Crying Baby Stirs Effort To Regulate Volume on Streaming Commercials
‘The golden rule is you have to keep the baby asleep and anything that wakes that baby up should be closely scrutinized,’ a California lawmaker says.

No one looks forward to commercial breaks while they are watching their favorite show, and certainly no one wants them blasting louder than the show itself.
A 2010 federal law — known as the CALM Act — limits advertisement volumes on broadcast and cable TV, but when the law was passed it didn’t consider then-nascent streaming services. At the time, Netflix had only about 18 million subscribers. It now has more than 300 million and several other streaming services have millions of other customers.
Now, with 83 percent of households using at least one streaming service, a California lawmaker is trying to fix the loophole that exempts streaming services from the CALM Act.
State Senator Tom Umberg — a Santa Ana Democrat — is behind SB 576, which would prohibit a video streaming service from transmitting the audio of commercial advertisements louder than the video content that they appear alongside.
Mr.
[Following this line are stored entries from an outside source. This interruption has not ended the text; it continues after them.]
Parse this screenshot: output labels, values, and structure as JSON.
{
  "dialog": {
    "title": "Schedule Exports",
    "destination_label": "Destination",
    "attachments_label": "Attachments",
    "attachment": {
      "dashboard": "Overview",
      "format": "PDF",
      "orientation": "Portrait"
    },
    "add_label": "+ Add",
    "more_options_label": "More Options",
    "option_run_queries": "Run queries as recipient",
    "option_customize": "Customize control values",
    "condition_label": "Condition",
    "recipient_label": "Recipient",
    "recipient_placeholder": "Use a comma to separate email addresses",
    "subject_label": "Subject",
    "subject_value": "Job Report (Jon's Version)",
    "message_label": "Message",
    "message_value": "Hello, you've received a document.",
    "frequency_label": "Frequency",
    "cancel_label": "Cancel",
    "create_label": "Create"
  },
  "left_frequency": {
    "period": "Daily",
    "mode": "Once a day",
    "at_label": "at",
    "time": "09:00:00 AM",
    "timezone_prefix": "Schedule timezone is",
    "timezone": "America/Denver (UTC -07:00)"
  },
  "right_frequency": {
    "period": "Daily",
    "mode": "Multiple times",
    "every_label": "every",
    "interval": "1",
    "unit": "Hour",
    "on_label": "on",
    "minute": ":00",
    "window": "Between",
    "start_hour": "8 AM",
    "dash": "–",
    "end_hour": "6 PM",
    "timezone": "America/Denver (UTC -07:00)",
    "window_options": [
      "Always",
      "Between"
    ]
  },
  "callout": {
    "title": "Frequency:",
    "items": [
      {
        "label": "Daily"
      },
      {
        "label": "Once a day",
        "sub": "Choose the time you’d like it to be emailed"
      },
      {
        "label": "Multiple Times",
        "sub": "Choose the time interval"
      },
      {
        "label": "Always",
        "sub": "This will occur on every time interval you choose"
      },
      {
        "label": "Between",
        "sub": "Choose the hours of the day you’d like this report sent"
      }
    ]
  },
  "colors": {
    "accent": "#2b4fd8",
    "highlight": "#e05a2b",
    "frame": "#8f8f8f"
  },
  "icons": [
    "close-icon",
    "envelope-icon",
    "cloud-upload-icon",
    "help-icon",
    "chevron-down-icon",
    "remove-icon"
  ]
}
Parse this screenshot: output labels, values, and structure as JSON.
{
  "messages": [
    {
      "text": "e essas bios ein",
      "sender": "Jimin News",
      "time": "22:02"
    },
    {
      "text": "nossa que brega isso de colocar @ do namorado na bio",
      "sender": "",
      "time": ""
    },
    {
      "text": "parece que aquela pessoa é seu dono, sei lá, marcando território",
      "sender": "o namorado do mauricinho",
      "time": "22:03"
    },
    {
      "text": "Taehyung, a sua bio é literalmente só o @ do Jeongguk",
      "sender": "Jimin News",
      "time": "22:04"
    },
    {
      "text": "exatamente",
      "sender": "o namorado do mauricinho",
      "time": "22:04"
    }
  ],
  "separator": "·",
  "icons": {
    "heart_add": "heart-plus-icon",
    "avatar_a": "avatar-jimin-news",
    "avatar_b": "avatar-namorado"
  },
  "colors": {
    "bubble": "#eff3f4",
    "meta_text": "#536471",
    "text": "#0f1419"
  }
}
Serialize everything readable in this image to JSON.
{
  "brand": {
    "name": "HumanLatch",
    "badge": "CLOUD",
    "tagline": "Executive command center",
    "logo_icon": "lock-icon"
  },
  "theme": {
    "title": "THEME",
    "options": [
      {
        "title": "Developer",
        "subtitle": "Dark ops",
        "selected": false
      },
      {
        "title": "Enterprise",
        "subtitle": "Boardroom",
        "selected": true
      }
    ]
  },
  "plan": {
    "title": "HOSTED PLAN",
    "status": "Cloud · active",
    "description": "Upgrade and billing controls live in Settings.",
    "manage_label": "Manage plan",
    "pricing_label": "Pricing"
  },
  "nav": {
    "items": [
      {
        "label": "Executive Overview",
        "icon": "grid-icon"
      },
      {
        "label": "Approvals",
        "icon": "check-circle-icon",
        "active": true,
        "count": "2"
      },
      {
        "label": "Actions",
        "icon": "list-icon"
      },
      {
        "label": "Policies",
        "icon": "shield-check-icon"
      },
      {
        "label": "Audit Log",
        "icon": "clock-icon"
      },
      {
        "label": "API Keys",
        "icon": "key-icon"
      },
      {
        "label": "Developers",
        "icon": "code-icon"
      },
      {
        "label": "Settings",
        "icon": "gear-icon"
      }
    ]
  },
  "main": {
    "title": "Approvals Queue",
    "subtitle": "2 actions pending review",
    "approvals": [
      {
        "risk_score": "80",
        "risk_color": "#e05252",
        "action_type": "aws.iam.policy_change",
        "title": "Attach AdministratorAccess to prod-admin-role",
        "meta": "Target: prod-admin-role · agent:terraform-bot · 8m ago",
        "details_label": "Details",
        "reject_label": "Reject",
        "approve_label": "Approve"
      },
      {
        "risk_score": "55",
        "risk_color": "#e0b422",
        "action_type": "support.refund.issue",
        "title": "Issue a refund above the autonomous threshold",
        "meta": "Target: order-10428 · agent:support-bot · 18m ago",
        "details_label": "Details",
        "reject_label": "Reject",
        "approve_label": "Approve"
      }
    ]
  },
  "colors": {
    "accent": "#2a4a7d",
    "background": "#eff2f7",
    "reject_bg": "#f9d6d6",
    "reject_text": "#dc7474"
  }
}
Umberg says he came up with the proposal because of a story shared by his legislative director, Zach Keller. Mr. Keller has an 8-month-old named Samantha Rose. She had finally settled down to sleep, only to be shocked awake by an extremely loud ad on a streaming platform.
“Anyone who’s had a baby, you know the golden rule is you have to keep the baby asleep and anything that wakes that baby up should be closely scrutinized,” Mr. Umberg says.
He calls the audio boost jarring and fixable. “If they can target ads to me based on my age and favorite cereal, I have the utmost faith they could fix this problem,” Mr. Umberg says.
But the streaming industry says it’s not so simple. The vice president of state government affairs at the Motion Picture Association, Melissa Patack, says while the bill is “well intended,” it is not practical to do for streaming because ads come from several different sources.
“The environment for advertising that accompanies programming on broadcast and cable linear networks is markedly different from that in the streaming environment,” Ms. Patack says.
“The streaming platform may not be able to control the loudness of a particular ad,” she adds.
Mr. Umberg doesn’t buy that argument. He says, “This isn’t a question of whether streaming services can do this. It’s a question of whether they want to.”
The measure has already unanimously sailed through the state senate and now is up for a final vote in the state assembly after the chamber’s privacy and consumer protection committee signed off on it.
While it would be a state law, the practicality of carrying it out would likely fix the issue for consumers nationwide.
The New York Sun has contacted Governor Newsom’s office to find out his position on the bill if it passes the assembly and is still awaiting a reply. If the bill is signed into law, it would go into effect on July 1, 2026.